A COVID-19 public exposure notice has been issued for a large church in Moncton for its Easter Sunday service.
It comes just as more than 200 church-goers in Saint John have completed their self-isolation following a possible exposure to a COVID-19 variant during a Palm Sunday service.
Anyone who attended Moncton Wesleyan Church on April 4, between 10 a.m. and 12:30 p.m., is asked to self-monitor for symptoms until April 18.
The Moncton sanctuary seats 1,850, but only 265 people attended the 9 a.m. service and 492 attended the 11 a.m. service — well below the 50 per cent allowed under provincial guidelines, according to a Facebook post by the church.
"The person who later tested positive was at the 11 a.m. service, and there is no knowledge of community spread at this time," the post issued on April 10 at about 8 p.m. states.
According to the Facebook post, only those who attended the 11 a.m. service have been asked, "out of an abundance of caution," to self-monitor.
"Masks were worn at all times, and distancing was ensured between each family group in our expansive facility with modern ventilation running at all times," it stated.
Although the church has the contact information of everyone who was in the building, at 945 St. George Blvd., on April 4, Public Health issued the public notice because the volume was too high to allow for timely contact with individuals, said Department of Health spokesperson Bruce Macfarlane.
"The regional medical officer of health on call decided there were more than 400 attendees and the fastest way to reach them was a public exposure and correspondence to the church to distribute as well as post in the church rather than calling 400 people to advise them of a potential exposure," he said in an email.

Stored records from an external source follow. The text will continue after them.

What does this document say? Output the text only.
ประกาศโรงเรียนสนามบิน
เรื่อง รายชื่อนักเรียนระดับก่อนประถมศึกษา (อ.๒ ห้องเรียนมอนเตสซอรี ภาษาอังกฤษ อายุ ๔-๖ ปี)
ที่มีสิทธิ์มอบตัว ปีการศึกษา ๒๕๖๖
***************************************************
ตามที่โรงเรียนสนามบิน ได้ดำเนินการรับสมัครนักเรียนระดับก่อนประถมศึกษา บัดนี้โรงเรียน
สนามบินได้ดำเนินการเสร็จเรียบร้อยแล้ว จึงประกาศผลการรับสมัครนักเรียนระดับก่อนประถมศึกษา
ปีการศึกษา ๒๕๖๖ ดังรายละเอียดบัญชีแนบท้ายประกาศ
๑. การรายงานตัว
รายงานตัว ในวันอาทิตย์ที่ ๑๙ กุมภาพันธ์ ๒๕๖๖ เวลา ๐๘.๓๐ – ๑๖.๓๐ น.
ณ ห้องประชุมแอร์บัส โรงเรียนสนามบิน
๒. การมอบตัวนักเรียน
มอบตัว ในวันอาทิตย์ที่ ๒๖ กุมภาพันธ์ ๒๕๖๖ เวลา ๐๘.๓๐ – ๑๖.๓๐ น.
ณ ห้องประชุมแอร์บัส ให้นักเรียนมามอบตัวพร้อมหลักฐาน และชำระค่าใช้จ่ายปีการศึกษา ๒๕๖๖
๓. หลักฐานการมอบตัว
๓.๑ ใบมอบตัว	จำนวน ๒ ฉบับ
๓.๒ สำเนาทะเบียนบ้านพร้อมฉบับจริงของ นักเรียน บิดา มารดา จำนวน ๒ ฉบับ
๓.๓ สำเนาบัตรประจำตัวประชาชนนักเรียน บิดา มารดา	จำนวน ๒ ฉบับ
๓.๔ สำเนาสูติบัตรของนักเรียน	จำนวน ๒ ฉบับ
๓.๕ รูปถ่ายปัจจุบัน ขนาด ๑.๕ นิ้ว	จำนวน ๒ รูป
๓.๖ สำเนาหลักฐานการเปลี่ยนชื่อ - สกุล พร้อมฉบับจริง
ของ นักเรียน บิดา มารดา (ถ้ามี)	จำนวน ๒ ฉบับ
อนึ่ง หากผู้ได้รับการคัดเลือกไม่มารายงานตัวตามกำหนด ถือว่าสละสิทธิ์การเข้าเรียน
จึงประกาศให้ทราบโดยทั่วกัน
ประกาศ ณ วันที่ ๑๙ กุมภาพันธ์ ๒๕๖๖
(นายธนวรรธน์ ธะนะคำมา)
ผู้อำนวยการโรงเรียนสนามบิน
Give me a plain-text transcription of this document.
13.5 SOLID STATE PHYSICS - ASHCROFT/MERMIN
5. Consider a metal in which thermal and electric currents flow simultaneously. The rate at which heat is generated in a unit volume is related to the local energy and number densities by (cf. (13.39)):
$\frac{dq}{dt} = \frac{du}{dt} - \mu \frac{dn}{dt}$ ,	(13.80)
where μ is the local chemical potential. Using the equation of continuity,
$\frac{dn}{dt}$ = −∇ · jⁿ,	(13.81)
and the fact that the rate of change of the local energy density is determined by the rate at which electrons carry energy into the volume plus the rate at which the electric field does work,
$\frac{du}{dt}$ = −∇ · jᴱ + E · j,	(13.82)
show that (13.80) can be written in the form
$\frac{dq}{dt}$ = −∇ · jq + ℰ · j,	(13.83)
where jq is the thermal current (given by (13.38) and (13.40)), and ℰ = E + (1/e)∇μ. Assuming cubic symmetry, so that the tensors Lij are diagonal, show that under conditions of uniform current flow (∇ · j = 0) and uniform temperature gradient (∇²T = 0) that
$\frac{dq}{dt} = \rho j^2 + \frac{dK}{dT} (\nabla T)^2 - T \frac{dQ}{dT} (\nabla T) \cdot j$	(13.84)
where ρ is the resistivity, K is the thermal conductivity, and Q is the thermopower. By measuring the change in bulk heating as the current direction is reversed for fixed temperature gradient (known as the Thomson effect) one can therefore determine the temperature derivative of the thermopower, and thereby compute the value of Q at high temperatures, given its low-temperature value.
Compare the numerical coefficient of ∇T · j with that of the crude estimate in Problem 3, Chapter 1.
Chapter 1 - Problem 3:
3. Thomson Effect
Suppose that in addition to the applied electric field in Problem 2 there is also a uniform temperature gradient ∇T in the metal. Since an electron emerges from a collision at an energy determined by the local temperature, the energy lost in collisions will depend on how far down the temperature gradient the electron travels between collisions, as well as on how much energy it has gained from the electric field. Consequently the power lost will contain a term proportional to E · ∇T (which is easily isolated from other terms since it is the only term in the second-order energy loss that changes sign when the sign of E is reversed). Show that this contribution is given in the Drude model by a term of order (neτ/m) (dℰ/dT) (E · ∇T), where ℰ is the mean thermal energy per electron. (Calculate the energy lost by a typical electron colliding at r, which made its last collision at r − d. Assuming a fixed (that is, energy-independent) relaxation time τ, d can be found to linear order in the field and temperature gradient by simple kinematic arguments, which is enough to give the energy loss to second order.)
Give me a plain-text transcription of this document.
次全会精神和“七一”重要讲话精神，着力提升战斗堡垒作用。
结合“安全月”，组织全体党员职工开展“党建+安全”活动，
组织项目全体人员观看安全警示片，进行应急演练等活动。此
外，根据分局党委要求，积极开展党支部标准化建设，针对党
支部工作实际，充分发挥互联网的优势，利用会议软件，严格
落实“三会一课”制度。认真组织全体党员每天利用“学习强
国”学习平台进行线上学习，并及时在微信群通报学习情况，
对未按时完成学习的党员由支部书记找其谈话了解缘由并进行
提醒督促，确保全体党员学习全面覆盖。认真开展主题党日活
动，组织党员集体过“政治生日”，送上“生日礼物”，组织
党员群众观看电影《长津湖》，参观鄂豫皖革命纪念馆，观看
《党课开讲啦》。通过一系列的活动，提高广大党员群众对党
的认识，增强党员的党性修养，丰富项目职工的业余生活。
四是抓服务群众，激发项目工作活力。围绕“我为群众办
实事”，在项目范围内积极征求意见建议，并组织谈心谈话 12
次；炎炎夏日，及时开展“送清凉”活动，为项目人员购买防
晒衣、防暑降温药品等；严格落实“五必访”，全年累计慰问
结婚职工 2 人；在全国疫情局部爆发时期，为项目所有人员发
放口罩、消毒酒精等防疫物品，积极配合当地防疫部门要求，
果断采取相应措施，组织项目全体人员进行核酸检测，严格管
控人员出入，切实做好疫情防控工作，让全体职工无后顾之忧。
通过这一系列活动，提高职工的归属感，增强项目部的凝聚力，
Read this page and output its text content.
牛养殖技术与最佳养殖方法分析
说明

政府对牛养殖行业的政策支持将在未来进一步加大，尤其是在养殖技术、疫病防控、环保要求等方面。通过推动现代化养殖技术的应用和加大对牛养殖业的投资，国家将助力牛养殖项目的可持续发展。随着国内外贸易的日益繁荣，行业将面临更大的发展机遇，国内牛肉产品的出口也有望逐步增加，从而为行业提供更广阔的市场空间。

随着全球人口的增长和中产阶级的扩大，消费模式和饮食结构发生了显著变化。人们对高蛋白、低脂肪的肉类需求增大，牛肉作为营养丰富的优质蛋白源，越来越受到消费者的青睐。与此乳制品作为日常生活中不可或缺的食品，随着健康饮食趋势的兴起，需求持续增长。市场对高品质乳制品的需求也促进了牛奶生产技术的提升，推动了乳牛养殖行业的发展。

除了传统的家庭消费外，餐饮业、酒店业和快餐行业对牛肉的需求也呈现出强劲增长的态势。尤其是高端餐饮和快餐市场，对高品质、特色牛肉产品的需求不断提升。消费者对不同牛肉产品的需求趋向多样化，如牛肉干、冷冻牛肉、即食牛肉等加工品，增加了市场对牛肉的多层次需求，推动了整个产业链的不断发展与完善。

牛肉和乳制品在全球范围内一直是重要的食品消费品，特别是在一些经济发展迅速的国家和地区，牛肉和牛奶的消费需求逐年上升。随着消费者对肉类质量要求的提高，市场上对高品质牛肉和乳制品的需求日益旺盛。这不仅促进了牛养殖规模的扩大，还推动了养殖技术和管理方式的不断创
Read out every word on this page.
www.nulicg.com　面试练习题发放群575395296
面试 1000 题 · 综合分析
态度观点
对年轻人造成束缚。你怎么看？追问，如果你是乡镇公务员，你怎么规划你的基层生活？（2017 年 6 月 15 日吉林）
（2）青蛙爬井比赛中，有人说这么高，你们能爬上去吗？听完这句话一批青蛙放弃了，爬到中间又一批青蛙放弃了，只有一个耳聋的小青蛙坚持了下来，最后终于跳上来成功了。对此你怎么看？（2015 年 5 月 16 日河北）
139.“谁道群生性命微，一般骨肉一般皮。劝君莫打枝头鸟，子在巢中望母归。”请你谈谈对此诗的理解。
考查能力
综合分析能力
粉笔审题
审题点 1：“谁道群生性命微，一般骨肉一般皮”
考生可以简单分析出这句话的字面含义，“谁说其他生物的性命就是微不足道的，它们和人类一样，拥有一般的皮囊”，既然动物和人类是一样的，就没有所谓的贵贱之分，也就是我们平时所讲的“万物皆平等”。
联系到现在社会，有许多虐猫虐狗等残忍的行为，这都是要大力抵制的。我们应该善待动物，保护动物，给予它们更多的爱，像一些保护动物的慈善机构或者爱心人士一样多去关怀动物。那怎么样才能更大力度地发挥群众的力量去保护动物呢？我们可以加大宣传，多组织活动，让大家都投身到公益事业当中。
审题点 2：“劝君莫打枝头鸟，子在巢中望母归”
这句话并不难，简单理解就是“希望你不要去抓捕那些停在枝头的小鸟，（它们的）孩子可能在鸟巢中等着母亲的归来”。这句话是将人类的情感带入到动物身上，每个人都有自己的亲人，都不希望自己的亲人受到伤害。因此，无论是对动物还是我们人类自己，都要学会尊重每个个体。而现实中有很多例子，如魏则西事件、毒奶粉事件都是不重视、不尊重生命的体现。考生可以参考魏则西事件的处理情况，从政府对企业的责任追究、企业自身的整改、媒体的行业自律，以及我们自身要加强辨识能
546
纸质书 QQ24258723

A total of 20 potential COVID-19 public exposures were announced across the province over the weekend. In all instances, officials were either unable to determine exactly who may have been exposed to the virus in a given location, or the volume was too high to allow for timely contact, "prompting announcements to alert those who could have been affected and recommending they self-monitor for symptoms," Macfarlane said.
Jim Clements, executive pastor of Moncton Wesleyan Church, responded to an interview request Monday via email.
"We'd love to be helpful, but we really don't have any information concerning the provincial directives beyond our understanding outlined in the [April 10] notification," he wrote.
"The affected individual has not been disclosed to us by Public Health."
"The province has verified that we can continue to meet for in-person services Sundays at 10:30 a.m," the church's Facebook post states.
Meanwhile, Sunday at midnight marked the end of isolation for 209 parishioners of RiverCross Church in Saint John, said senior pastor Rob Nylen.
"To our knowledge, we've had no cases related to the exposure at our church," he said, adding he is "really grateful."
An adult and child from the same family who attended the March 28 service at the church in the city's north end tested positive, and "the exposure was likely a COVID-19 variant," Nylen had advised parishioners in an email on April 6.
They were told to self-isolate and get tested.
As far as he knows, no one else has tested positive.
Nylen said he's been overwhelmed by the support the church has had, both from within the congregation and from other churches in the area.
Churches are "trying to do the very best they can to be safe while at the same time provide spiritual care to people in a time when, you know, people are asking spiritual questions."
That's part of the reason the church has chosen to meet in-person since last July, despite also having a virtual option, he said.
"Part of caring for people is meeting the need for community. And we have folks from our congregation who do not have family in Saint John. This is their opportunity to be connected. I think the pandemic's raised all kinds of spiritual issues with people around hope and peace. And, you know, we're becoming more mindful that we're mortal. And so it's our opportunity to care for them.
"This is certainly something they're free to do. We're not, you know, making people come to the services. And we've tried to keep them as safe as we possibly can."